Preheat broiler. Place chicken, bone sides up, on the unheated rack of a broiler pan. Broil 4-5 inches from the heat for 15 to 20 minutes or until light brown

Meanwhile, in a bowl stir together oil, mustard, lemon juice, pepper , oregano, and cayenne pepper. Brush mustard mixture on chicken. Turn chicken; brush with remaining mixture.

Broil 5-10minutes more or until chicken is no longer pink. (170 degrees for breasts, 180 degrees for thighs and drumsticks)

Source: Better Homes and Garden New Cookbook; 14th ed

Monday, March 31, 2014

Crash Hot Potatoes


  • whole new potatoes or russet
  • olive oil
  • kosher salt/sea salt
  • McCormack® Peppercorn Medley
  • rosemary 
Preheat oven to 450 degrees.


Bring a pot of salted water to a boil. Add in as many potatoes as you wish to make and cook them until they are fork-tender.

On a sheet pan, generously drizzle olive oil. Place tender potatoes on the cookie sheet leaving plenty of room between each potato.

With a potato masher or a glass, gently press down each potato until it slightly mashes, rotate the potato masher 90 degrees and mash again. Brush the tops of each crushed potato generously with more olive oil.

Generously sprinkle potatoes with kosher salt, fresh ground black pepper and fresh chopped rosemary (or chives or thyme or whatever herb you have available.)

Bake for 20-25 minutes until golden brown.


Cashew Pork and Vegetables


  • 1 pound lean boneless pork
  • 1/4 cup orange juice
  • 2 tablespoons hoisin sauce
  • 1/2 teaspoon ground ginger
  • 2 cups fresh pea pods
  • 1 tablespoon cooking oil
  • 3 medium carrots, biased sliced
  • 1/4 cup sliced green onion (2)
  • 2 cups hot cooked rice
  • 1/2 cup cashews

Thinly slice pork across the grain into bite size strips.

For sauce, stir together orange juice, hoisin sauce, and ginger. Set aside.

Remove strings and tips from peas; cut into smaller pieces if desired. Set aside

Pour oil into a large skillet. (Add more as necessary during cooking.) Preheat oil over medium high heat. Stir in carrot. Cook and stir for 2 minutes. Add pea pods and green onion. Cook and stir for 2-3 minutes or until vegetables are crisp tender. Remove vegetables from skillet.

Add half the pork to hot skillet. Cook and stir for 2-3 minutes or until no pink remains; remove from skillet. Repeat with remaining pork. Return all meat and vegetables to skillet. Stir sauce, add to skillet. Stir in rice until coated. Top with cashews.

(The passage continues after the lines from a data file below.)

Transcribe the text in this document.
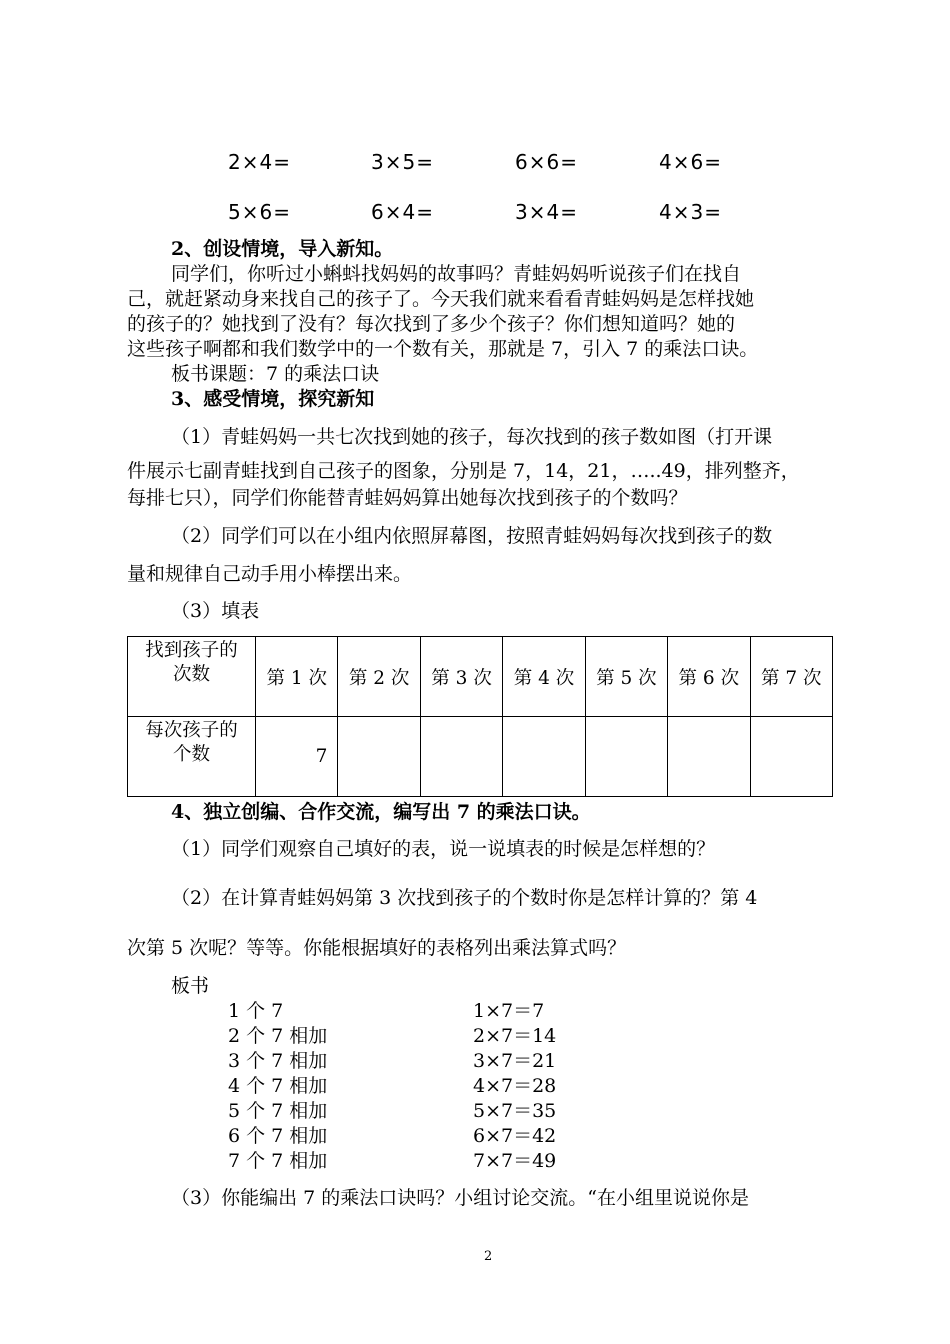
2×4=	3×5=	6×6=	4×6=
5×6=	6×4=	3×4=	4×3=
2、创设情境，导入新知。
同学们，你听过小蝌蚪找妈妈的故事吗？青蛙妈妈听说孩子们在找自
己，就赶紧动身来找自己的孩子了。今天我们就来看看青蛙妈妈是怎样找她
的孩子的？她找到了没有？每次找到了多少个孩子？你们想知道吗？她的
这些孩子啊都和我们数学中的一个数有关，那就是 7，引入 7 的乘法口诀。
板书课题：7 的乘法口诀
3、感受情境，探究新知
（1）青蛙妈妈一共七次找到她的孩子，每次找到的孩子数如图（打开课
件展示七副青蛙找到自己孩子的图象，分别是 7，14，21，…..49，排列整齐，
每排七只），同学们你能替青蛙妈妈算出她每次找到孩子的个数吗？
（2）同学们可以在小组内依照屏幕图，按照青蛙妈妈每次找到孩子的数
量和规律自己动手用小棒摆出来。
（3）填表
找到孩子的
次数	第 1 次	第 2 次	第 3 次	第 4 次	第 5 次	第 6 次	第 7 次

每次孩子的
个数	7						
4、独立创编、合作交流，编写出 7 的乘法口诀。
（1）同学们观察自己填好的表，说一说填表的时候是怎样想的？
（2）在计算青蛙妈妈第 3 次找到孩子的个数时你是怎样计算的？第 4
次第 5 次呢？等等。你能根据填好的表格列出乘法算式吗？
板书
1 个 7	1×7＝7
2 个 7 相加	2×7＝14
3 个 7 相加	3×7＝21
4 个 7 相加	4×7＝28
5 个 7 相加	5×7＝35
6 个 7 相加	6×7＝42
7 个 7 相加	7×7＝49
（3）你能编出 7 的乘法口诀吗？小组讨论交流。“在小组里说说你是
2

Marie's Note: There is no salt in this. I would recommend adding a teaspoon  of salt to the sauce if you hoisin is not already salty. Also, if this is for a freezer meal then leave the cashews off until after you heat it to serve.

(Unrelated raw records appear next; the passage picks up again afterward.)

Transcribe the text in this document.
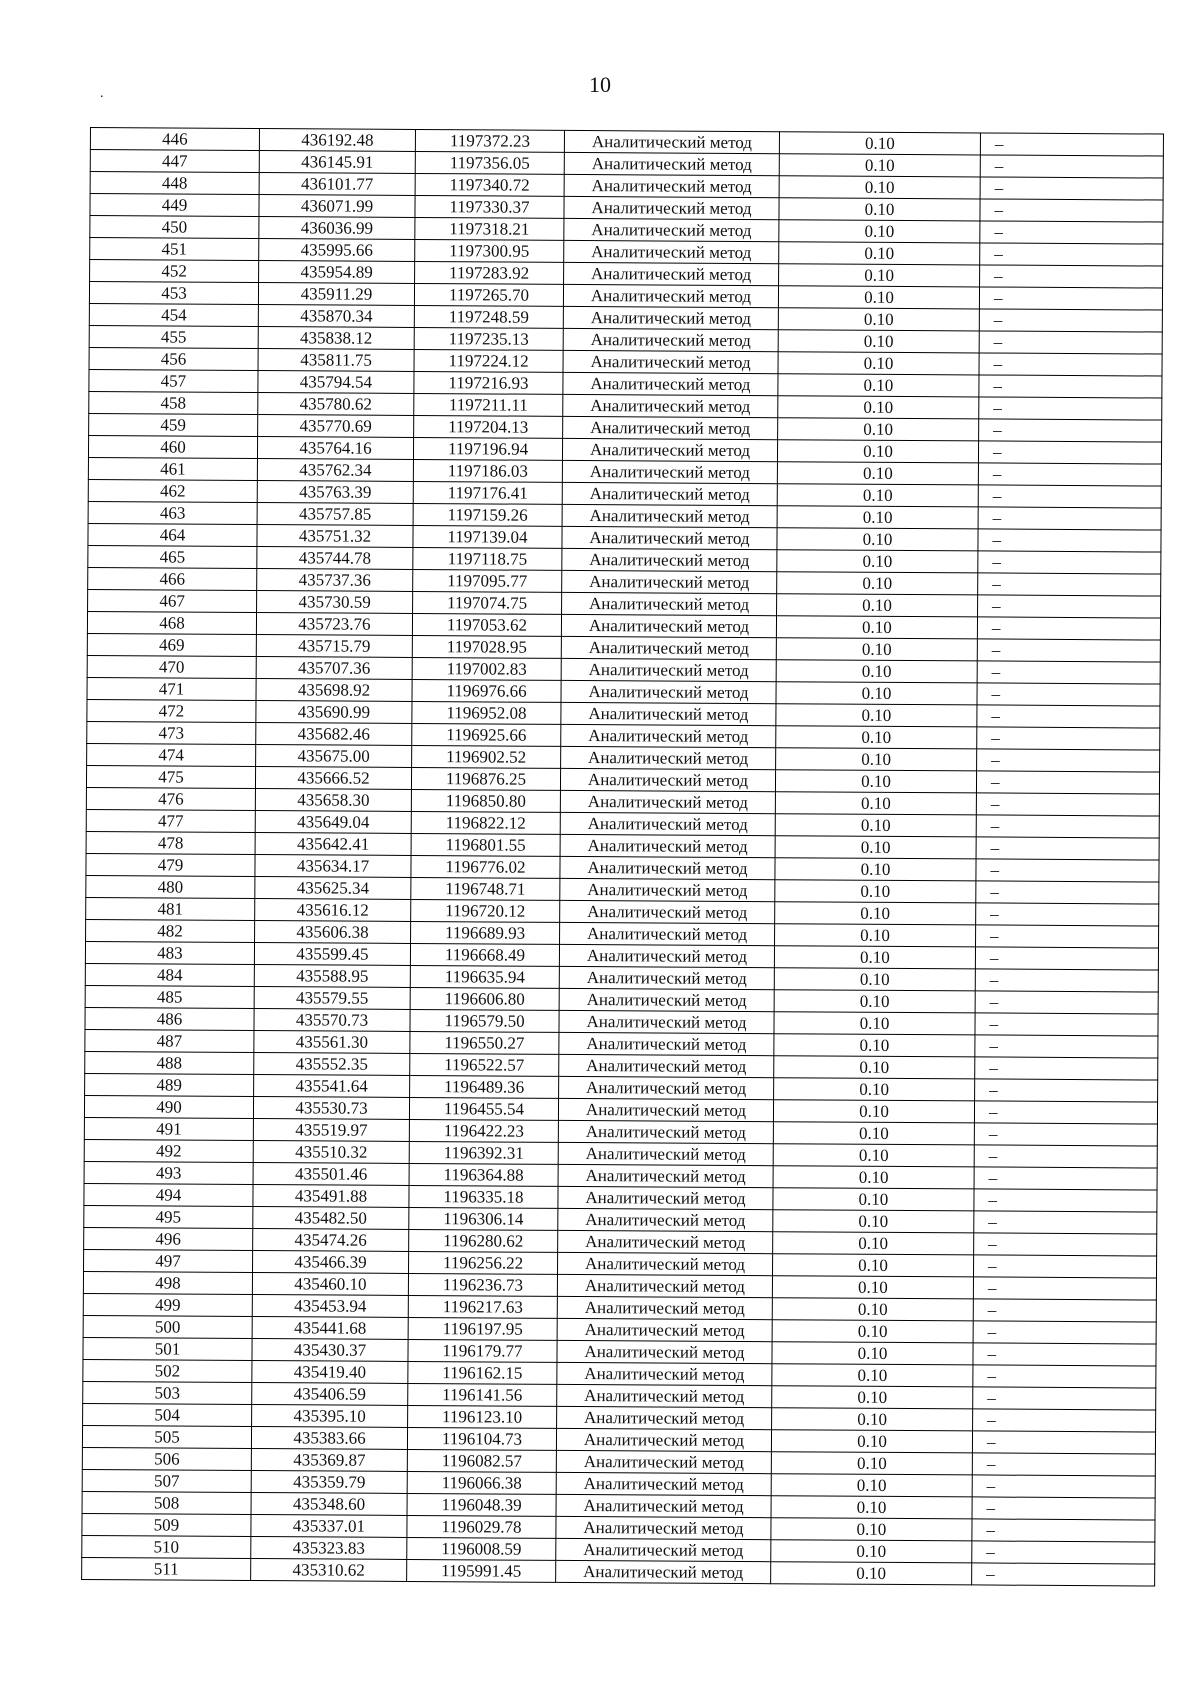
.	10
446	436192.48	1197372.23	Аналитический метод	0.10	–
447	436145.91	1197356.05	Аналитический метод	0.10	–
448	436101.77	1197340.72	Аналитический метод	0.10	–
449	436071.99	1197330.37	Аналитический метод	0.10	–
450	436036.99	1197318.21	Аналитический метод	0.10	–
451	435995.66	1197300.95	Аналитический метод	0.10	–
452	435954.89	1197283.92	Аналитический метод	0.10	–
453	435911.29	1197265.70	Аналитический метод	0.10	–
454	435870.34	1197248.59	Аналитический метод	0.10	–
455	435838.12	1197235.13	Аналитический метод	0.10	–
456	435811.75	1197224.12	Аналитический метод	0.10	–
457	435794.54	1197216.93	Аналитический метод	0.10	–
458	435780.62	1197211.11	Аналитический метод	0.10	–
459	435770.69	1197204.13	Аналитический метод	0.10	–
460	435764.16	1197196.94	Аналитический метод	0.10	–
461	435762.34	1197186.03	Аналитический метод	0.10	–
462	435763.39	1197176.41	Аналитический метод	0.10	–
463	435757.85	1197159.26	Аналитический метод	0.10	–
464	435751.32	1197139.04	Аналитический метод	0.10	–
465	435744.78	1197118.75	Аналитический метод	0.10	–
466	435737.36	1197095.77	Аналитический метод	0.10	–
467	435730.59	1197074.75	Аналитический метод	0.10	–
468	435723.76	1197053.62	Аналитический метод	0.10	–
469	435715.79	1197028.95	Аналитический метод	0.10	–
470	435707.36	1197002.83	Аналитический метод	0.10	–
471	435698.92	1196976.66	Аналитический метод	0.10	–
472	435690.99	1196952.08	Аналитический метод	0.10	–
473	435682.46	1196925.66	Аналитический метод	0.10	–
474	435675.00	1196902.52	Аналитический метод	0.10	–
475	435666.52	1196876.25	Аналитический метод	0.10	–
476	435658.30	1196850.80	Аналитический метод	0.10	–
477	435649.04	1196822.12	Аналитический метод	0.10	–
478	435642.41	1196801.55	Аналитический метод	0.10	–
479	435634.17	1196776.02	Аналитический метод	0.10	–
480	435625.34	1196748.71	Аналитический метод	0.10	–
481	435616.12	1196720.12	Аналитический метод	0.10	–
482	435606.38	1196689.93	Аналитический метод	0.10	–
483	435599.45	1196668.49	Аналитический метод	0.10	–
484	435588.95	1196635.94	Аналитический метод	0.10	–
485	435579.55	1196606.80	Аналитический метод	0.10	–
486	435570.73	1196579.50	Аналитический метод	0.10	–
487	435561.30	1196550.27	Аналитический метод	0.10	–
488	435552.35	1196522.57	Аналитический метод	0.10	–
489	435541.64	1196489.36	Аналитический метод	0.10	–
490	435530.73	1196455.54	Аналитический метод	0.10	–
491	435519.97	1196422.23	Аналитический метод	0.10	–
492	435510.32	1196392.31	Аналитический метод	0.10	–
493	435501.46	1196364.88	Аналитический метод	0.10	–
494	435491.88	1196335.18	Аналитический метод	0.10	–
495	435482.50	1196306.14	Аналитический метод	0.10	–
496	435474.26	1196280.62	Аналитический метод	0.10	–
497	435466.39	1196256.22	Аналитический метод	0.10	–
498	435460.10	1196236.73	Аналитический метод	0.10	–
499	435453.94	1196217.63	Аналитический метод	0.10	–
500	435441.68	1196197.95	Аналитический метод	0.10	–
501	435430.37	1196179.77	Аналитический метод	0.10	–
502	435419.40	1196162.15	Аналитический метод	0.10	–
503	435406.59	1196141.56	Аналитический метод	0.10	–
504	435395.10	1196123.10	Аналитический метод	0.10	–
505	435383.66	1196104.73	Аналитический метод	0.10	–
506	435369.87	1196082.57	Аналитический метод	0.10	–
507	435359.79	1196066.38	Аналитический метод	0.10	–
508	435348.60	1196048.39	Аналитический метод	0.10	–
509	435337.01	1196029.78	Аналитический метод	0.10	–
510	435323.83	1196008.59	Аналитический метод	0.10	–
511	435310.62	1195991.45	Аналитический метод	0.10	–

Source: Better Homes and Gardens New Cookbook; 14th ed

Tuesday, March 25, 2014

Ko (Or, the only good thing about being sick)


  • 1 cup flour
  • 1 cup milk
  • 3 eggs
  • 1 tablespoon oil
  • 1/2 teaspoon salt

Mix together all ingredients. Pour into a hot skillet or pan. Cook and stir until chunks are lightly browned and cooked through. (This will take much, much longer than you expect. Do something else in between stirs.)

Serve hot with butter and maple syrup.

Yield: Technically 2, but only 1 to me

Source: Susan Holowach (aka, mom)

Monday, March 24, 2014

Cream Sauced Pasta with Vegetables


  • 8 ounces dried pasta
  • 1 medium onion, halved lengthwise and thinly sliced
  • 2 cloves garlic, minced
  • 1 tablespoon olive oil or butter
  • 1 1/2 pounds fresh asparagus, trimmed and cut into 2 inch pieces
  • 1 medium yellow summer squash
  • 1/2 teaspoon salt
  • 1/4 teaspoon black pepper
  • 1 cup whipping cream
  • 4 roma tomatoes, seeded and chopped


Cook pasta according to package directions; drain. Return pasta to hot pan to keep warm.

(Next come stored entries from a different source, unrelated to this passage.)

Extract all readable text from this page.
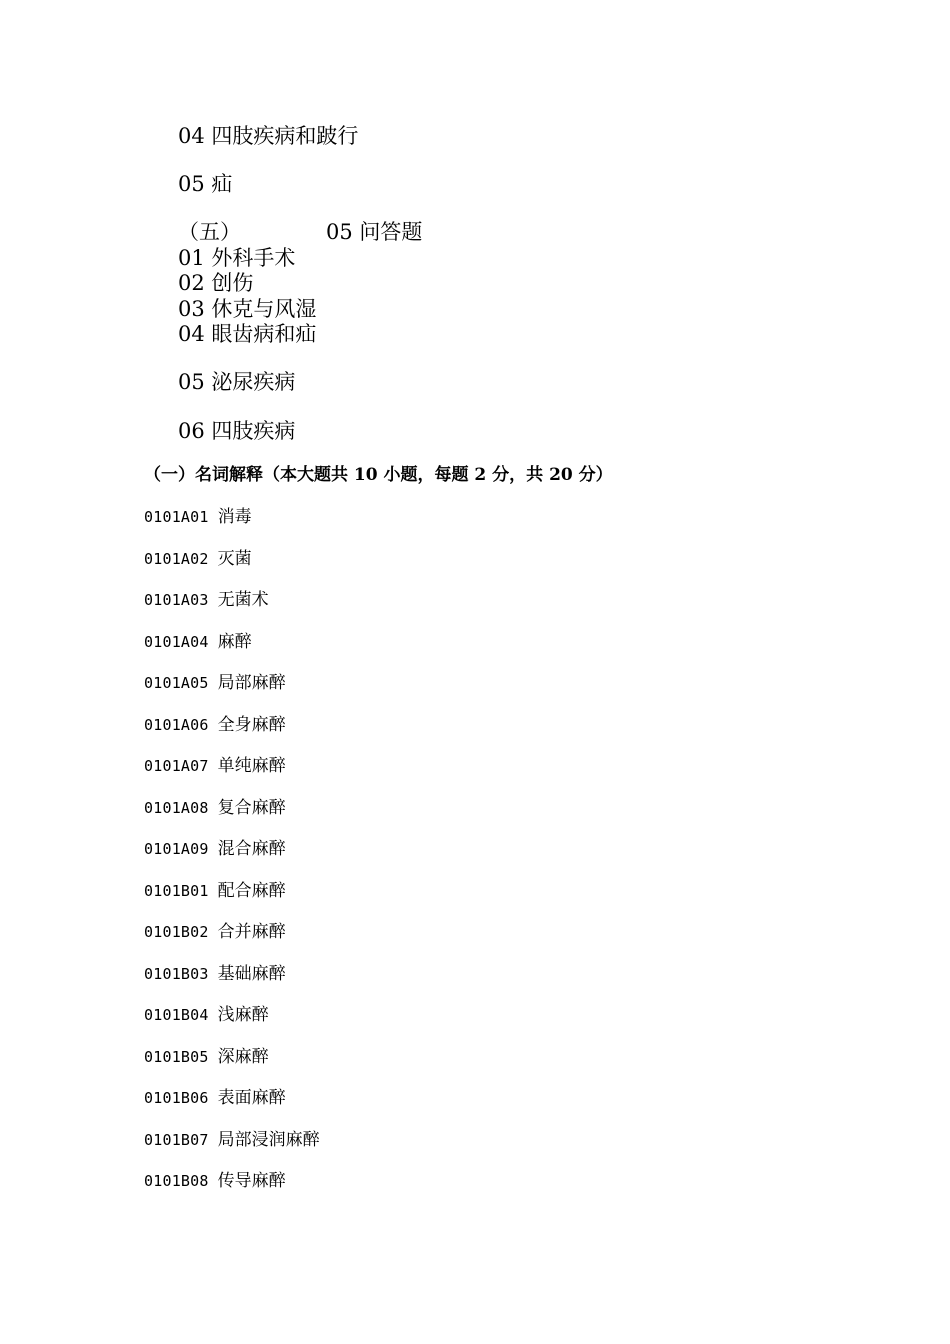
04 四肢疾病和跛行
05 疝
（五）	05 问答题
01 外科手术
02 创伤
03 休克与风湿
04 眼齿病和疝
05 泌尿疾病
06 四肢疾病
（一）名词解释（本大题共 10 小题，每题 2 分，共 20 分）
0101A01 消毒
0101A02 灭菌
0101A03 无菌术
0101A04 麻醉
0101A05 局部麻醉
0101A06 全身麻醉
0101A07 单纯麻醉
0101A08 复合麻醉
0101A09 混合麻醉
0101B01 配合麻醉
0101B02 合并麻醉
0101B03 基础麻醉
0101B04 浅麻醉
0101B05 深麻醉
0101B06 表面麻醉
0101B07 局部浸润麻醉
0101B08 传导麻醉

Meanwhile, in a large skillet cook onion and garlic in hot oil over medium heat about 3 minutes or until nearly tender, stirring occasionally. Add asparagus, squash, salt, and pepper to skillet. Cook for 3-5 minutes more or until vegetables are crisp tender, stirring occasionaly. Add vegetables to pasta in pan.

Add whipping cream to skillet; bring to boiling. Boil gently for 5 minutes or until reduced to 3/4 cup. Pour cream over pasta mixture; stir gently to coat. Stir in tomato.

Yield: 4 servings

Marie's Note: This is one of our absolute favorites. I recommend leaving the tomatoes out though unless you can get truly good, seasonal tomatoes.